L'Association industrielle et patronale ne va pas s'opposer à l'introduction du système de macarons à La Chaux-de-Fonds. La CNCI et l'UNAM vont consulter leurs membres avant de prendre leur décision

Tout comme Neuchâtel, La Chaux-de-Fonds passera au système de macarons pour le parcage en ville. (photo: archives) Tout comme Neuchâtel, La Chaux-de-Fonds passera au système de macarons pour le parcage en ville. (photo: archives)

L'Association industrielle et patronale ne partira pas au combat concernant la nouvelle politique de stationnement de La Chaux-de-Fonds. Voté mardi dernier à l'unanimité par le Conseil général de La Chaux-de-Fonds, ce nouveau réglement introduit notamment le système des macarons de parcage, gratuits pour les habitants de la Métropole horlogère, payants pour les externes.

Si l'AIP renonce au vu du fort soutien politique à ce projet, elle reste sceptique sur plusieurs points, et notamment sur les potentiels effets financiers que pourrait générer cette politique pour les petites et moyennes entreprises. Philippe Lebet, président de l'AIP, explique que plusieurs employeurs pourraient prendre à leur charge le coût d'un macaron annuel de parcage pour pendulaire, soit 1200 francs.« Le bateau devient un peu trop chargé pour les entreprises qui n’ont vraiment pas besoin de cela » justifie-t-il.

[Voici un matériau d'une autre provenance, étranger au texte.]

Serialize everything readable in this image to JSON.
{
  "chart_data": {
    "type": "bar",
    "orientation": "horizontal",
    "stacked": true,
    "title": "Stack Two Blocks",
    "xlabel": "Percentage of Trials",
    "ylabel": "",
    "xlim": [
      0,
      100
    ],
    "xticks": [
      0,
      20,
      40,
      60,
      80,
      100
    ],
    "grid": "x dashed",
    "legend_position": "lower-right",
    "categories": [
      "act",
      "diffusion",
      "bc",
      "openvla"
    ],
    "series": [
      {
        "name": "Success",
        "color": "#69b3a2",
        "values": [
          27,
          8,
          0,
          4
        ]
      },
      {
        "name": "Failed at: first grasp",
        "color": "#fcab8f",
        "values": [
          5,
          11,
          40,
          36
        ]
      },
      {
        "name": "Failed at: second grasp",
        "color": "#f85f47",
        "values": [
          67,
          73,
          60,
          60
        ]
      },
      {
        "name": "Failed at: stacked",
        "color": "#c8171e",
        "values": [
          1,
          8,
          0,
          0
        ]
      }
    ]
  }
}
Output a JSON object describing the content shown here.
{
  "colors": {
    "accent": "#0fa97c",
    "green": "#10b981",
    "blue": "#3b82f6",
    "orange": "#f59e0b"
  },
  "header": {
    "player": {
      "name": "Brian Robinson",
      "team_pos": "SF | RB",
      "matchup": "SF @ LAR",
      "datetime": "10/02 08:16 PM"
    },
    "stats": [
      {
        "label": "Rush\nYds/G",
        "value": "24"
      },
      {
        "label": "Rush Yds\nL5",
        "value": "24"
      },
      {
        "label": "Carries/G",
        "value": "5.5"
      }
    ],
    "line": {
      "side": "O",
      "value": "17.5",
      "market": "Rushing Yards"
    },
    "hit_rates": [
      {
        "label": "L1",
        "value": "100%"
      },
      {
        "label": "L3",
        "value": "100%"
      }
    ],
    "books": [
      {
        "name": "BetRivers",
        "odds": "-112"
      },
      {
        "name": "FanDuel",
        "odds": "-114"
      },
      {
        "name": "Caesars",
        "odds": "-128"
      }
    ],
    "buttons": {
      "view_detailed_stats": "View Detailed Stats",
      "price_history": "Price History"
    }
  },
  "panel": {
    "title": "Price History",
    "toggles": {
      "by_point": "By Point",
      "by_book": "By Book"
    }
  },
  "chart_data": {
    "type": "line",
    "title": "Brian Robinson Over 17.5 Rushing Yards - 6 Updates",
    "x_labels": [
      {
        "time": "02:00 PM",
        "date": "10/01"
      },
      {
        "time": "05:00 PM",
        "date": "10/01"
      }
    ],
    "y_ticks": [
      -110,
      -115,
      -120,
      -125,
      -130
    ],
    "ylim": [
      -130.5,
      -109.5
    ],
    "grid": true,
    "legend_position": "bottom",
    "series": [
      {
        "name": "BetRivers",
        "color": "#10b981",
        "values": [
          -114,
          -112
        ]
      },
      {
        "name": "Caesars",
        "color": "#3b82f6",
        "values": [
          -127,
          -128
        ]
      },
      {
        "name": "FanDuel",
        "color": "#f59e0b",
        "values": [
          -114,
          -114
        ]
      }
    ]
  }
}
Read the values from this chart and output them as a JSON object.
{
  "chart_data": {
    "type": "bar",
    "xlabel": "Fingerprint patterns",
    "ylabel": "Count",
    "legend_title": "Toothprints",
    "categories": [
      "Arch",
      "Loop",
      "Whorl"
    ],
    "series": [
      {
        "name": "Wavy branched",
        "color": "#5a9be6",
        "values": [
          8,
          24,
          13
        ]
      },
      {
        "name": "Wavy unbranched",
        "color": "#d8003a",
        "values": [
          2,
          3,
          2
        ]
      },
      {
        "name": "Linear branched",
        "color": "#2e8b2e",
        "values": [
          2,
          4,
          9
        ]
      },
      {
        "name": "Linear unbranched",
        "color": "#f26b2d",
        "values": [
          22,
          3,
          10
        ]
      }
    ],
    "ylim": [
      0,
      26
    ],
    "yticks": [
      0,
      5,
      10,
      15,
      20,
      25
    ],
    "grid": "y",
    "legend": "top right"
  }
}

À ce titre, l’association aurait souhaité que la zone industrielle des Eplatures ne soit pas incluse dans celle du macaron. La mise en œuvre de ce règlement sera suivi de près, tout comme ses éventuels effets sur les travailleurs externes. Côté patronat, on craint en particulier que la question du parcage devienne un élément central dans le choix d’une place de travail pour cette main d’œuvre pendulaire, jugée pourtant indispensable au bon fonctionnement des industries chaux-de-fonnières.

UNAM et CNCI toujours en réflexion

D'autres acteurs du monde économique ont émis des doutes concernant ce nouveau réglement et évoqué la possibilité d'un référendum. Charles Constantin, membre de la direction de la Chambre du commerce et de l'industrie et secrétaire auprès de l'Union neuchâteloise des arts et métiers explique qu'aucune décision n'a pour l'heure été prise.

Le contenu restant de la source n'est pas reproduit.